Er arbeitet bei Toyota in der Fertigung von Motoren für Formel-1-Boliden. Als was, sagt er nicht, nur dass er Mathematik studiert habe, was man ihm – mit Verlaub – nicht ansieht. Da bin ich oberflächlich, sicher. Wir nähern uns unaufhaltsam Magdeburg, die Börde langweilt mich: flaches Land, soweit das Auge reicht. Ich freue mich schon auf Westfalen. Konstant auf der linken Spur fahrend spricht der Mathematiker fasziniert von der „akribischen Arbeit“, den „immensen Kosten“ und dem „ungeheuren Zeitaufwand“. Ich stehe vor der schwierigen Entscheidung ob ich mal einen Blick auf den Tacho werfen soll oder nicht. Der Nachteil: ich müsste meine Defensivhaltung aufgeben. Die mittige Wahlkölnerin ist eingeschlafen. Sie ist ein wenig stämmig, nicht dick, aber hat sich für die Linksneigung entschieden. Das bedeutet, dass sie ihr Gewicht immer so lange auf mir lasten lässt, bis ihr Kopf nach vorne kippt und sie zuckend wieder Haltung annimmt. Mein rechtes Bein schwitz, da es mangels Platz gegen das ihre gepresst ist.

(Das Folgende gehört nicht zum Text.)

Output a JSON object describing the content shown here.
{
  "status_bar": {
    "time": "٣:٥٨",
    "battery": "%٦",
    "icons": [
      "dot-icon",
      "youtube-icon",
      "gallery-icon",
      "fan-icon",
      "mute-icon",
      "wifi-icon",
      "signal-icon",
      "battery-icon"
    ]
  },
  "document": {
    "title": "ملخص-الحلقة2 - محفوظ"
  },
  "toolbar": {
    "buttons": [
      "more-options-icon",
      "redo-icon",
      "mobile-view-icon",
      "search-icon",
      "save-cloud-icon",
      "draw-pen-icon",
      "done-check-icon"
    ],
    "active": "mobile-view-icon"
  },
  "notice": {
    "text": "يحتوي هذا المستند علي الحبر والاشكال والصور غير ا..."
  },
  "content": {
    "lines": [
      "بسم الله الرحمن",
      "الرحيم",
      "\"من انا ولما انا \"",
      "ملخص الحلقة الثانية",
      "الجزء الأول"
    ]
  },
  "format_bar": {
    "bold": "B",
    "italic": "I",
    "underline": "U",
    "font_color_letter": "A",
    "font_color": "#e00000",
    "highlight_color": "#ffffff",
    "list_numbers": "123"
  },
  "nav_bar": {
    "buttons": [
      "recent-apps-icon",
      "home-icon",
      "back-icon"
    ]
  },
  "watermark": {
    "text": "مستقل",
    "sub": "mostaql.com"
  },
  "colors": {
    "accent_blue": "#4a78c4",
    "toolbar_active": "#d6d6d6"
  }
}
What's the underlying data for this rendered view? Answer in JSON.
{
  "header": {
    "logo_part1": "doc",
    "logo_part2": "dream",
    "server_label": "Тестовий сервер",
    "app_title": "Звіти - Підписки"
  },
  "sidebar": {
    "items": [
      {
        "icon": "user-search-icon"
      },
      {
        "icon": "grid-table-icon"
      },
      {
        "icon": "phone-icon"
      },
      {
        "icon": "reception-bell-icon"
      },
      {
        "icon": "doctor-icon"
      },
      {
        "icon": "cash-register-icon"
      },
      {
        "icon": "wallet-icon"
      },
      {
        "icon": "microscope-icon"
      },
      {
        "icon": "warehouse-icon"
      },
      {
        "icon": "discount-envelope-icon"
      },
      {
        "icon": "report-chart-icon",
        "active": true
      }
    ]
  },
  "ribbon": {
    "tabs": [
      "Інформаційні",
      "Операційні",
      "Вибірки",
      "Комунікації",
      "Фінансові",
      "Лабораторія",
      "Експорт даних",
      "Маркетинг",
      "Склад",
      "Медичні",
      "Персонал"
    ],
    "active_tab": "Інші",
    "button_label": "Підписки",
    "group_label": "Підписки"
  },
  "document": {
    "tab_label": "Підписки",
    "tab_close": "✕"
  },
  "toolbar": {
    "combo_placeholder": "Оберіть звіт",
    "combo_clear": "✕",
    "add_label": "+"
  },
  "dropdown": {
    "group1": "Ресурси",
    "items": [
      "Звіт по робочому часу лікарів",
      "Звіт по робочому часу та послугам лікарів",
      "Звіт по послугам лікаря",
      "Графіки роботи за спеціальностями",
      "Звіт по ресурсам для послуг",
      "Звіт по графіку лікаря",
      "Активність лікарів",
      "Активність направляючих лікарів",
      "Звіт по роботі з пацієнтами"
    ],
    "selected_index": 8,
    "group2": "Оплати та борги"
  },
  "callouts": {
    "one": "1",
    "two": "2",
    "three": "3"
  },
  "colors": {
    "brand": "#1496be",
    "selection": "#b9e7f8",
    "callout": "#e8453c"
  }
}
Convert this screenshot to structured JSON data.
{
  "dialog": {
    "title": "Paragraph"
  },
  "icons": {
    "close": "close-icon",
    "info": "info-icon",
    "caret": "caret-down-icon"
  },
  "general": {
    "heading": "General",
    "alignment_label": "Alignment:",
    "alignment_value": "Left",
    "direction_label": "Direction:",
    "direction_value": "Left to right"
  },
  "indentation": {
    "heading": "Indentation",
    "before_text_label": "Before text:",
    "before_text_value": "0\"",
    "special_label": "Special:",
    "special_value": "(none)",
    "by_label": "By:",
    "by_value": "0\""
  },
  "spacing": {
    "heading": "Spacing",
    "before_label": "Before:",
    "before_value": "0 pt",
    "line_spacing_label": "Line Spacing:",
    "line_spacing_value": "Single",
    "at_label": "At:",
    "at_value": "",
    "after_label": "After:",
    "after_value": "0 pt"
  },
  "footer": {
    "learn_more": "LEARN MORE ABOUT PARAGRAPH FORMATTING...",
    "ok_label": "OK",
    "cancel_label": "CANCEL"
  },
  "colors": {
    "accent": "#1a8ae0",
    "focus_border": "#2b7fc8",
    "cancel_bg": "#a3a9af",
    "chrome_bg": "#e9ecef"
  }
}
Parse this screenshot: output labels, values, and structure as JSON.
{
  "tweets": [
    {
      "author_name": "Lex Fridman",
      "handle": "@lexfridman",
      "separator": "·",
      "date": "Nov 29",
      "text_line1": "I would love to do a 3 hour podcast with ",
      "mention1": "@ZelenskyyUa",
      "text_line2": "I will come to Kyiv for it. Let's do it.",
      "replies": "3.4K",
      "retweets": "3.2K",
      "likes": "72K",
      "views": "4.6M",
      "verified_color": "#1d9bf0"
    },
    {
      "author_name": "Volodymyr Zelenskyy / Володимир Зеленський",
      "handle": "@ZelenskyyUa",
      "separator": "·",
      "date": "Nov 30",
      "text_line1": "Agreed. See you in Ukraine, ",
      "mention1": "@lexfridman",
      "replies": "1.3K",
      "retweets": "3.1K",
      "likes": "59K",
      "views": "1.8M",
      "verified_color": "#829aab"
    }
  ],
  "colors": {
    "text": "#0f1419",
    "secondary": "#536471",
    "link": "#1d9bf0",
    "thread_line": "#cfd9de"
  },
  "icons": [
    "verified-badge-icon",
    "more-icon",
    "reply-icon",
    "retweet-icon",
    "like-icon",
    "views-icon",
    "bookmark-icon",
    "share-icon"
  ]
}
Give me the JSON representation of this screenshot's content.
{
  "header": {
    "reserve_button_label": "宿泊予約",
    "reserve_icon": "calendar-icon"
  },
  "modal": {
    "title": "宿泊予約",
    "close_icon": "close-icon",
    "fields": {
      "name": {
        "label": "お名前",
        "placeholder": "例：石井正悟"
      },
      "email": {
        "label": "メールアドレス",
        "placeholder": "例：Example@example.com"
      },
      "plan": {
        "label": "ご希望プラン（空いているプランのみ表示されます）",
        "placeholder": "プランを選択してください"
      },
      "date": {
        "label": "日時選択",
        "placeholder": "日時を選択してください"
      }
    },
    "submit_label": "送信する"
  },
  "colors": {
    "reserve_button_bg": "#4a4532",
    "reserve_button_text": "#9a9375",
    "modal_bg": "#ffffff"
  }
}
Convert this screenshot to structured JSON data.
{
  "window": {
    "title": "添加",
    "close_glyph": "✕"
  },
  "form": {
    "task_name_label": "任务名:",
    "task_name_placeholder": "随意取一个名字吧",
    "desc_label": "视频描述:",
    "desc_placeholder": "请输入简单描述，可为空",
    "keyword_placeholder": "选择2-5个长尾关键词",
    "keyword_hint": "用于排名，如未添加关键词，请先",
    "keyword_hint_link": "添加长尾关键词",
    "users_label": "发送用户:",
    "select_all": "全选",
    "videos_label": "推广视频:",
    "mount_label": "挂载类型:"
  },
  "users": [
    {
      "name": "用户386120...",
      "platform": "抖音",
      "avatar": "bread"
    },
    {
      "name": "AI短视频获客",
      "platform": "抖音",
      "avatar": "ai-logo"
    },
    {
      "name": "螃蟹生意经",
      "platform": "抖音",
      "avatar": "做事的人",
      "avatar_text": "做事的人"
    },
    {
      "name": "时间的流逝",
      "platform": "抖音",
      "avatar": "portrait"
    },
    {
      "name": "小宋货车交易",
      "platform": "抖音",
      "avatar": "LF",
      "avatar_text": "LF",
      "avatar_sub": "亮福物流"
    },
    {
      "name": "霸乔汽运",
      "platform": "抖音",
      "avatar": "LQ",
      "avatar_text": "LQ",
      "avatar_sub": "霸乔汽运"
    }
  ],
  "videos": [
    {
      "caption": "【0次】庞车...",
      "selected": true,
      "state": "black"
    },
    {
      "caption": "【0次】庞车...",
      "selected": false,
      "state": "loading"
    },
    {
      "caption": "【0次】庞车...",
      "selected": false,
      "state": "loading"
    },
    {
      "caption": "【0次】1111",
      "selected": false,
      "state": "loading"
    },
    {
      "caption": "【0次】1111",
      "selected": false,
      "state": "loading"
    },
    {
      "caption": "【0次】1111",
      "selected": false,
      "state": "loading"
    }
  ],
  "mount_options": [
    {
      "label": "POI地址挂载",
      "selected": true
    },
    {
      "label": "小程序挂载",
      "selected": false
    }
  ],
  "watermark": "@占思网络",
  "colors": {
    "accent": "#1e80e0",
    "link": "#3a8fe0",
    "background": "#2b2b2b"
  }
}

Der unsichtbare Dritte macht sich unleserliche Notizen in ein abgegriffenes Heft. Ansonsten ist er still, mischt sich nicht ins Gespräch zwischen dem links fahrenden Mathematiker und der kleinen Pädagogin, das mittlerweile ein echter Dialog geworden ist. Nachdem der linksfahrende Mathematiker erzählt hatte, dass es ihn eigentlich nach Japan gezogen habe, aber da nichts zu machen sei und man als Europäer in dem Land sowieso keine Chance hat, stieß die Pädagogin ein Gespräch über die japanische Kultur an. Jetzt exemplifiziert sie anhand der Asiaten, mit denen sie während des Studiums zusammen gewohnt habe, die arrogante Verschlossenheit in deren Kultur. Der links fahrende Mathematiker meint sich da besser auszukennen und ermahnt sie, nicht alle Asiaten in einen Topf zu werfen (womit er sicher recht hat). Chinesen seien Europäern gegenüber mehr aufgeschlossen als Japaner(n). Die seinem Idiom zu verdankende Doppeldeutigkeit löst er nicht auf und ich frage nicht nach. Die Pädagogin geht ein bisschen in Deckung mit dem Einwand: „Ich kann nur aus meinen eigenen Erfahrungen schließen. Und das sind die Erfahrungen die ich gemacht habe.“ Super: eine Vollblut-Empiristin.

Die Art und Weise, wie sie das sagt, lässt darauf schließen, dass die kleine Pädagogin den Satz oft bringt, wahrscheinlich beruflich. Jetzt agitiert der links fahrende Mathematiker zaghaft gegen Türken, denen er nicht die Fähigkeit einräumt, sich in die Deutsche Gesellschaft eingliedern zu können. Doch die kleine Pädagogin mit dunklem Teint gibt sich als Türkin zu erkennen und die beiden scheinen sich stillschweigend auf Unentschieden zu einigen.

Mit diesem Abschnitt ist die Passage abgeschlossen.